サイバー攻撃は“平穏な日常生活”そのものを標的に
日本への影響はどうだろう。Akamaiでは、今のところ今回の中東での衝突に直接結びつくと考えられる日本の企業への攻撃の際立った兆候を観測していない。社会的にも大きなインシデントは発生していないようだ。
むしろ注意しなければならないのは、アメリカのシステム化されたハイブリッド戦の効果を目の当たりにした、中国、ロシアの今後の戦略への影響だろう。
とくに中国の台湾有事を想定したシナリオでは、周辺諸国の軍事的結束を招きかねない物理的な破壊行為ではなく、台湾付近での海上臨検や税関検査といった行政的な手続きによる締め付けに要注意だ。

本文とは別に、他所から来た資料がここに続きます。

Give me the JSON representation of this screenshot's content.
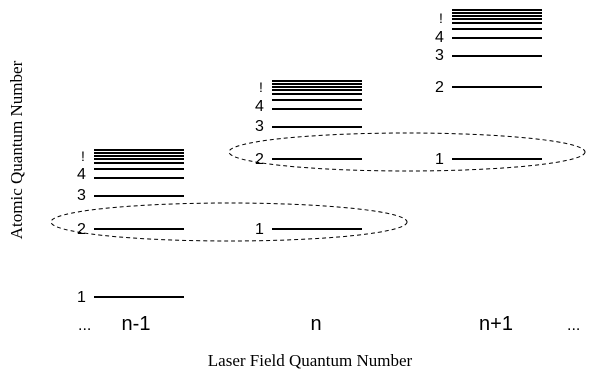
{
  "axes": {
    "ylabel": "Atomic Quantum Number",
    "xlabel": "Laser Field Quantum Number"
  },
  "columns": [
    {
      "label": "n-1",
      "level_labels": {
        "one": "1",
        "two": "2",
        "three": "3",
        "four": "4",
        "limit": "!"
      }
    },
    {
      "label": "n",
      "level_labels": {
        "one": "1",
        "two": "2",
        "three": "3",
        "four": "4",
        "limit": "!"
      }
    },
    {
      "label": "n+1",
      "level_labels": {
        "one": "1",
        "two": "2",
        "three": "3",
        "four": "4",
        "limit": "!"
      }
    }
  ],
  "ellipsis_left": "...",
  "ellipsis_right": "...",
  "colors": {
    "line": "#000000",
    "background": "#ffffff"
  }
}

また、サイバー攻撃による医療や運輸、エネルギー、通信などの重要インフラへの攻撃による社会的な混乱と世論の誘導から事実上の戦争行為をスタートさせることもありうる。
そして、その混乱が一線を越えたとき、物理的な戦闘へと事態が一気にエスカレートする可能性が指摘されている。これらの矛先が台湾だけではなく、アメリカと同盟関係にある日本にも向いていることは疑う余地がないだろう。

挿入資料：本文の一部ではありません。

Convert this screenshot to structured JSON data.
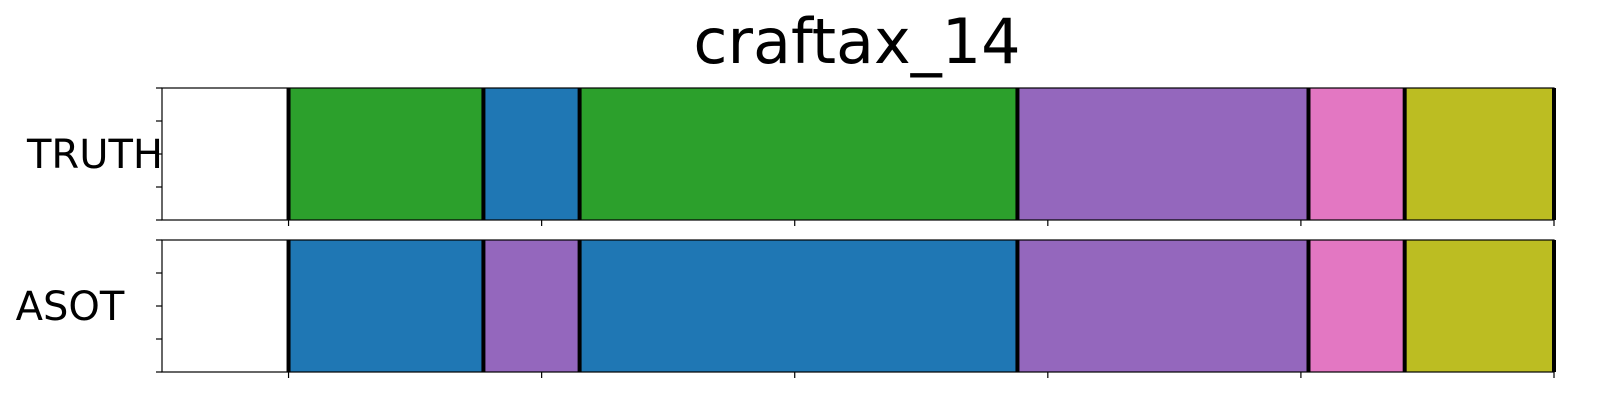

今後のサイバー攻撃に、AIが用いられるリスクも見逃せない。AIの強みは、脆弱性の探索や防御の仕組みや突破するための回避パターンを試す、といった人間には気の遠くなる作業を、”マシンスピード”で自動的かつ網羅的に繰り返すことで、システムの弱点を発見できる点だ。
防御側でもそのスピードに適応するためには、積極的にAI技術を投入し、脆弱性や欠陥を攻撃側より早く発見したり、攻撃の試行を迅速に可視化したりすることで、弱点を補強し予防策を講じる取り組みが欠かせない。
中東での衝突が証明した通り、現代の “見えない戦線” は物理的な国境を越えてデジタル化されたインフラやそれを基盤とする “平穏な日常生活”そのものを標的にしている。
事態を戦争にエスカレートさせないための備えの強化が、わが国にとっても喫緊の課題であることは間違いない。